Reflections at the Alamo

by Charles M. Yates

Last March 7th, Beth and I were fortunate enough to be invited to attend the memorial service for the Alamo defenders which is held each year by the Alamo Defenders Descendants Association. The memorial service is closed to the public and is held at night in the Alamo chapel for the families of those who died defending the Alamo and invited guests.

Prior to the service, I found myself in a conversation about what makes the Alamo so special that it captures the imagination of people around the world. There are hundreds, if not thousands, of other battle sites around the world where more men died or equal bravery was shown or greater butchery took place. What makes the Alamo stand out as the preeminent monument?

During part of the ceremony the names of the defenders are read aloud and family members rise when their ancestor's name is called. As each name was called and those family members present rose, I realized the large number of Hispanic families present. Fully half the people there were of Hispanic extraction. Names like Esparza, Losoya and Jiménez echoed through the chapel, mixed with Travis, Crockett and Jameson and others.

One of the great tragedies of the Alamo story is that, until recently, the contributions of the Hispanics who fought for Texas Independence were forgotten or purposely omitted. Forgotten or omitted by all except those families whose family members paid the ultimate price for their beliefs on that cold March morning when Santa Anna's men came over the walls. The memory of those Tejano defenders has been kept alive and nurtured through the ensuing years by their families who remember with just pride and reverence what they did there that day.

Perhaps that is what makes the Alamo so special. This was not a battle fought, as some would have us believe, over racial issues. After all, there were Hispanics fighting for Texas and Anglos fighting for Santa Anna. It was a battle fought over what men believed to be right. Those beliefs of what is right and wrong transcend race to the point where men of different races and cultures will together lay aside their differences to fight and die for a higher cause; to plant the seed of a tree they will never sit under; to hold up a light to show the way for future generations.
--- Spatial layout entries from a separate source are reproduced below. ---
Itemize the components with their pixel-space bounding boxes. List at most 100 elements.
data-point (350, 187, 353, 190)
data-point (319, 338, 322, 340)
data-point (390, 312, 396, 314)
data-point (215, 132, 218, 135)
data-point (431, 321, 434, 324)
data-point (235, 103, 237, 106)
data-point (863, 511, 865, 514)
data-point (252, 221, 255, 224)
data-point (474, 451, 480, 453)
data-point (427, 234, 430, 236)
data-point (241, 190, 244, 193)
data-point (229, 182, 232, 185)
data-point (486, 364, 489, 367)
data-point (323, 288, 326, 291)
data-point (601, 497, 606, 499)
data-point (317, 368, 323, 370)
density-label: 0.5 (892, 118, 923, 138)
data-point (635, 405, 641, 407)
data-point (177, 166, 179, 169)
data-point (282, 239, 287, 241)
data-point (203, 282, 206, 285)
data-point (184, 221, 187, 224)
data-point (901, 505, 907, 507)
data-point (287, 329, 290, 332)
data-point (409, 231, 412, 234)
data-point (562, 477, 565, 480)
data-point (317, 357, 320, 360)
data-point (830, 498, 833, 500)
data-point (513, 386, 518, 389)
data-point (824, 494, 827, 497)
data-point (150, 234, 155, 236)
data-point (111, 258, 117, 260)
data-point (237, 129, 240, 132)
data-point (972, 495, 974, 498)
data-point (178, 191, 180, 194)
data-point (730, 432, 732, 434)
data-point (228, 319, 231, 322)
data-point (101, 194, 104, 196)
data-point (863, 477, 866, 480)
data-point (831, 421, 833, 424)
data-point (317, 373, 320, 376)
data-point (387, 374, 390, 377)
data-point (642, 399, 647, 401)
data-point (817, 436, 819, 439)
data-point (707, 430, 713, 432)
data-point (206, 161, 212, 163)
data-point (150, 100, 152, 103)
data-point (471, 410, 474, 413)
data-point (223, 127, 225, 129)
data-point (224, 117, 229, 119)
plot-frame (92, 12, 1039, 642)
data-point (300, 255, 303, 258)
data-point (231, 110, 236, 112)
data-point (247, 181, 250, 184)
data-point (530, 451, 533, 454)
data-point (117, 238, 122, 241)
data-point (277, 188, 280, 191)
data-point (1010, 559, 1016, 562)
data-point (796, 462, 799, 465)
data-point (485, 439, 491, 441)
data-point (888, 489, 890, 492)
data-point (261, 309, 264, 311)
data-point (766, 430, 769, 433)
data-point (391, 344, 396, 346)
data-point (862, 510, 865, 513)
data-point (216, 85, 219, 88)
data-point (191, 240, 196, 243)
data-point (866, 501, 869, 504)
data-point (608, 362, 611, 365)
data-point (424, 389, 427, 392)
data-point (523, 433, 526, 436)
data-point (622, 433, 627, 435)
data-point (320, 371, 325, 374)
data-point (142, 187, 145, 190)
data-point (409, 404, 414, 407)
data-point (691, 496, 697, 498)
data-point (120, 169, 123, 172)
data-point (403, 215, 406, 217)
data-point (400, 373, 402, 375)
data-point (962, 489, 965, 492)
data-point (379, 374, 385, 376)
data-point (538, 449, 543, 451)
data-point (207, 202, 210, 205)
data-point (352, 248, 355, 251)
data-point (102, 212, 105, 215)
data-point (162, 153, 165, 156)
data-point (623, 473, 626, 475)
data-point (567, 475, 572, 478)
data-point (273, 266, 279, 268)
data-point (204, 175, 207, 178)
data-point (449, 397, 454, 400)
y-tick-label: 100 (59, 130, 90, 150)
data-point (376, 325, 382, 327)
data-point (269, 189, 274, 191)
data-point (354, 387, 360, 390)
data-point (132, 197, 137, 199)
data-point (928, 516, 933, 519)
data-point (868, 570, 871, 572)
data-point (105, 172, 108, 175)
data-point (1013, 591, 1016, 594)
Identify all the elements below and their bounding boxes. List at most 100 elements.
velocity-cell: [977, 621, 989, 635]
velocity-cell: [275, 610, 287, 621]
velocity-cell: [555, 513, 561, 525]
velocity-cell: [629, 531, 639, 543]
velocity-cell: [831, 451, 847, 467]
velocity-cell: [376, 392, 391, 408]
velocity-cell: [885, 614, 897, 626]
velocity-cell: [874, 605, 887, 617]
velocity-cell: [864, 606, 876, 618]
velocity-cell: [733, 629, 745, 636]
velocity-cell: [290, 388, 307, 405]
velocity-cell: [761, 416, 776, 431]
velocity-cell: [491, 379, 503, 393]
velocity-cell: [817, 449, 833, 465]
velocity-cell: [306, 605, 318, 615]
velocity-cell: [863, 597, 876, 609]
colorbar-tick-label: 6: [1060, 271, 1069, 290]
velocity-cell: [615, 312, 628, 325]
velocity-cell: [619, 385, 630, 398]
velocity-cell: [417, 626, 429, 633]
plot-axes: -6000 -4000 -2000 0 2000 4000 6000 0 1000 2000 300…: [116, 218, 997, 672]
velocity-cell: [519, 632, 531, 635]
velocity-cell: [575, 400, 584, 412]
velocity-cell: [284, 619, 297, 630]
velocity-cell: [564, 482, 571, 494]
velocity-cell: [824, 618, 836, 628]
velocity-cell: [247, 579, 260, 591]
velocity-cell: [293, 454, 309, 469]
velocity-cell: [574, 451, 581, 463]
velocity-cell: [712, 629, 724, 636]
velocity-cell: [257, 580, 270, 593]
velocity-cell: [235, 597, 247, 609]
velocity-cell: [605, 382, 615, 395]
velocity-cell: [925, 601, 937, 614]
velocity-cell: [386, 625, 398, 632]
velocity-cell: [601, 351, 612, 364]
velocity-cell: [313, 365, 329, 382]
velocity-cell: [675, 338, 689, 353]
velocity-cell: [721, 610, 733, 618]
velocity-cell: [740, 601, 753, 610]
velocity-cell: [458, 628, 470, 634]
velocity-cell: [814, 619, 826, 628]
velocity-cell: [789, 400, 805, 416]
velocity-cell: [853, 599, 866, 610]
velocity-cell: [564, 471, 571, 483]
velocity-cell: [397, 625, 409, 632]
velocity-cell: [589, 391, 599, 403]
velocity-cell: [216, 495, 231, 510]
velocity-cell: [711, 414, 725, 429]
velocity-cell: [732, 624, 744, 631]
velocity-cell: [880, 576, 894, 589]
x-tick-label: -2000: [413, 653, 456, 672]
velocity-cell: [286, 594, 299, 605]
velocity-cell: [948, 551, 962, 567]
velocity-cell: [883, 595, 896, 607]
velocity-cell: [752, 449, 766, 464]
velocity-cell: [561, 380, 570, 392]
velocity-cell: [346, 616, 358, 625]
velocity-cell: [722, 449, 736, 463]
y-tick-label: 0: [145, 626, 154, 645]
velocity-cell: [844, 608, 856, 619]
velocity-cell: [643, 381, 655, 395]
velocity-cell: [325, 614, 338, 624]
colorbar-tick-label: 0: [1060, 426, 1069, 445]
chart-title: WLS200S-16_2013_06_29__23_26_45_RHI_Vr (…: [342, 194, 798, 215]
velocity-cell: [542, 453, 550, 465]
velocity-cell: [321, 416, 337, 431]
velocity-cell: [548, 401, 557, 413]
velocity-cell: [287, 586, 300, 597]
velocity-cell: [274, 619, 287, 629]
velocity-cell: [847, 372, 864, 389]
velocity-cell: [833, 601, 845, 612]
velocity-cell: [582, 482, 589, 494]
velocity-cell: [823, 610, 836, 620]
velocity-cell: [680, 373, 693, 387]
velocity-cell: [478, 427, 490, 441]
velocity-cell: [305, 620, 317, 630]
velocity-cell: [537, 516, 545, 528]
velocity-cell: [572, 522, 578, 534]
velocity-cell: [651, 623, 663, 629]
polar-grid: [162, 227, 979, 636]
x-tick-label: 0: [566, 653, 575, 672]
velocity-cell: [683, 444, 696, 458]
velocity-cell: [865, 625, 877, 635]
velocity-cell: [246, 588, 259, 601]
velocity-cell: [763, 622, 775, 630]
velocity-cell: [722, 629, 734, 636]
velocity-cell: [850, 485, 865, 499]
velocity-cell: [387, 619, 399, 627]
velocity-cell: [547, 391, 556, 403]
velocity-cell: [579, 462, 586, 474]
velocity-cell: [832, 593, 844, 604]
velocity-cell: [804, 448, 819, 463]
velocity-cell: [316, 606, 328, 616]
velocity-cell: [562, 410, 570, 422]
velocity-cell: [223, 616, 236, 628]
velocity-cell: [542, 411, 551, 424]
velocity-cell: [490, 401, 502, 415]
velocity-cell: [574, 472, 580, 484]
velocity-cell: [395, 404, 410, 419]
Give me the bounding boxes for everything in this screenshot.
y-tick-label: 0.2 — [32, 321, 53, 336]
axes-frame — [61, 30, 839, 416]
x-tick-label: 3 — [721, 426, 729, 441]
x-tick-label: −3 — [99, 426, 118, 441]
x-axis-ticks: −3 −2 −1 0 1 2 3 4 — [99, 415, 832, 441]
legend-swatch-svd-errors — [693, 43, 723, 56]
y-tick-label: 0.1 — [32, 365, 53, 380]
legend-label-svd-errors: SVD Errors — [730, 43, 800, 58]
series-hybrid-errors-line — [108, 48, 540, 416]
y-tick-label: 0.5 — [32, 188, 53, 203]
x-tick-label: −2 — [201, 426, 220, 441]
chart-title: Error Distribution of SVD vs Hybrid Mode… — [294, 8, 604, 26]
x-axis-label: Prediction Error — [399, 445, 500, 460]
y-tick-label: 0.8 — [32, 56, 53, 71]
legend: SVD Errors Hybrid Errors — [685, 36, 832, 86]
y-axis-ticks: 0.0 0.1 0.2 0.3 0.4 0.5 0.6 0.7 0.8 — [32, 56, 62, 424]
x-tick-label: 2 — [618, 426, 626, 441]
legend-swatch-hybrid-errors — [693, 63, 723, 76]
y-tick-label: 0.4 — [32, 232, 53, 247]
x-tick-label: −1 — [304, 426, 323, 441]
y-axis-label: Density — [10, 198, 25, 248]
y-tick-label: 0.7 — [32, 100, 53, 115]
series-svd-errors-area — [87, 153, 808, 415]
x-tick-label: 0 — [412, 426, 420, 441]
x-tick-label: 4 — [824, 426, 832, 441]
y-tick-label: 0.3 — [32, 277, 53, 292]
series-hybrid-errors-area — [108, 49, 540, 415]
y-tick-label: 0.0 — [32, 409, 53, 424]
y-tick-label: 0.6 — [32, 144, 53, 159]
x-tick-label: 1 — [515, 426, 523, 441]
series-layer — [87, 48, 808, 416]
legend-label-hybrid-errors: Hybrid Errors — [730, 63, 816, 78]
There is something about sitting quietly in the semi-darkness in a building where hundreds of men fought and died that will heighten a person's senses. To be amid many of the descendants of those same men, gathered to honor their memory, takes the experience and the senses to an altogether new height. As I sat there I realized that they were all there, again. They had come back and the family circle had been completed once more.

It really doesn't matter how historians or politicians try to interpret what took place there. It really doesn't matter how it is used to further hidden agendas, ambitions or racial bitterness. The families of the men who died there know what took place there; they feel the sacrifices made there every day. They are inexorably bound to families of different cultures, different races and different nationalities through the commonality of an ancestor's belief in what was the right thing to do. Through that bond they have become a family of their own. Maybe that's why the Alamo is so special. It holds the dream of a family we would all like to be part of.